Muscle strains and other musculoskeletal disorders (MSDs) are a leading cause of work absenteeism.
Muscle pain,
spasm, swelling, and
inflammation are symptomatic of strains. The precise relationship between
musculoskeletal pain and
spasm is not well understood. The dictum that
pain induces
spasm, which causes more
pain, is not substantiated by critical analysis. The painful muscle may not show EMG activity, and when there is, the timing and intensity often do not correlate with the
pain. Clinical and physiologic studies show that
pain tends to inhibit rather than facilitate reflex contractile activity. The decision to treat and choice of
therapy are largely dictated by the duration, severity of symptoms, and degree of dysfunction.

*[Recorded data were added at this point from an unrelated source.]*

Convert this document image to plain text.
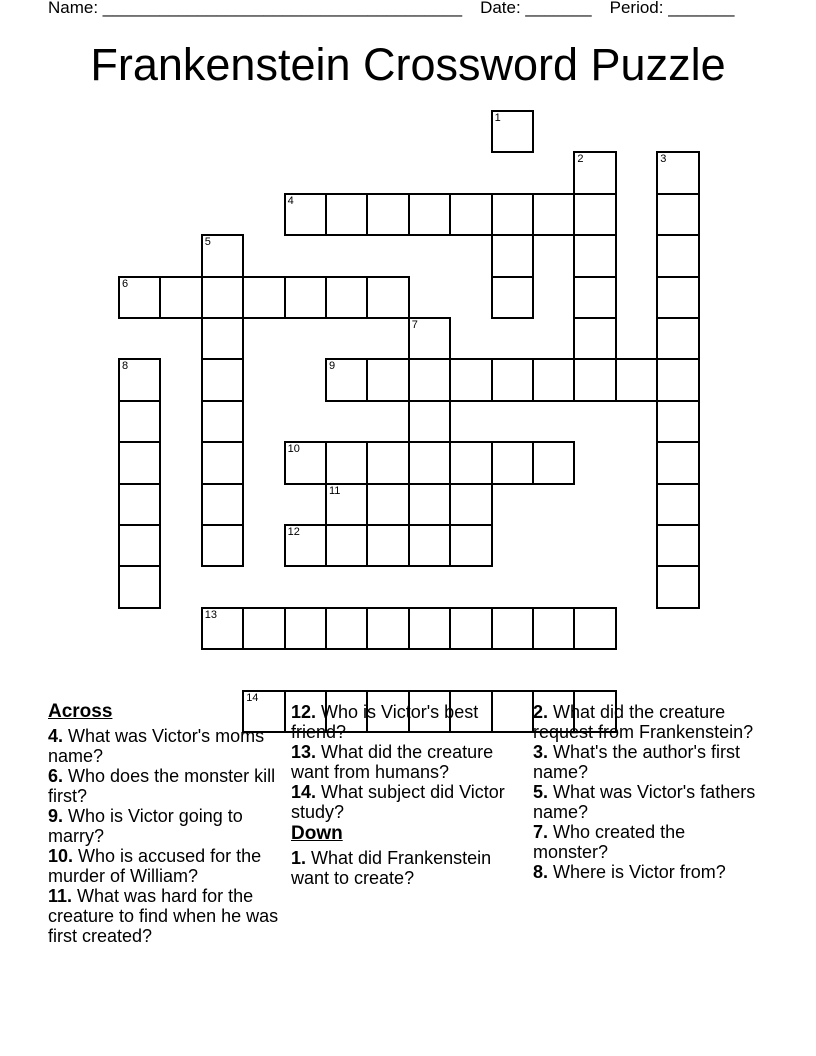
Name: ______________________________________ Date: _______ Period: _______
Frankenstein Crossword Puzzle
1
2	3
4
5
6
7
8	9
10
11
12
13
14
Across
4. What was Victor's moms name?
6. Who does the monster kill first?
9. Who is Victor going to marry?
10. Who is accused for the murder of William?
11. What was hard for the creature to find when he was first created?
12. Who is Victor's best friend?
13. What did the creature want from humans?
14. What subject did Victor study?
Down
1. What did Frankenstein want to create?
2. What did the creature request from Frankenstein?
3. What's the author's first name?
5. What was Victor's fathers name?
7. Who created the monster?
8. Where is Victor from?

Trigger point
injections are sometimes used with excellent results in the treatment of
muscle spasm in
myofacial pain and
low-back pain.
NSAIDs are used with much greater frequency than oral
skeletal muscle relaxants (SMRs) or
opioids in the treatment of acute MSDs. Unfortunately, remarkably little sound science guides the choice of
drug for the treatment of acute, uncomplicated MSDs, and the evaluation of efficacy of one agent over another is complicated by numerous factors. Only a limited number of high-quality, randomized, controlled trials (RCTs) provide evidence of the effectiveness of
NSAIDs or SMRs in the treatment of acute, uncomplicated MSDs. The quality of design, execution, and reporting of trials for the treatment of MSDs needs to be improved. The combination of an SMR and an
NSAID or
COX-2 inhibitor or the combination of SMR and
tramadol/
acetaminophen is superior to single agents alone.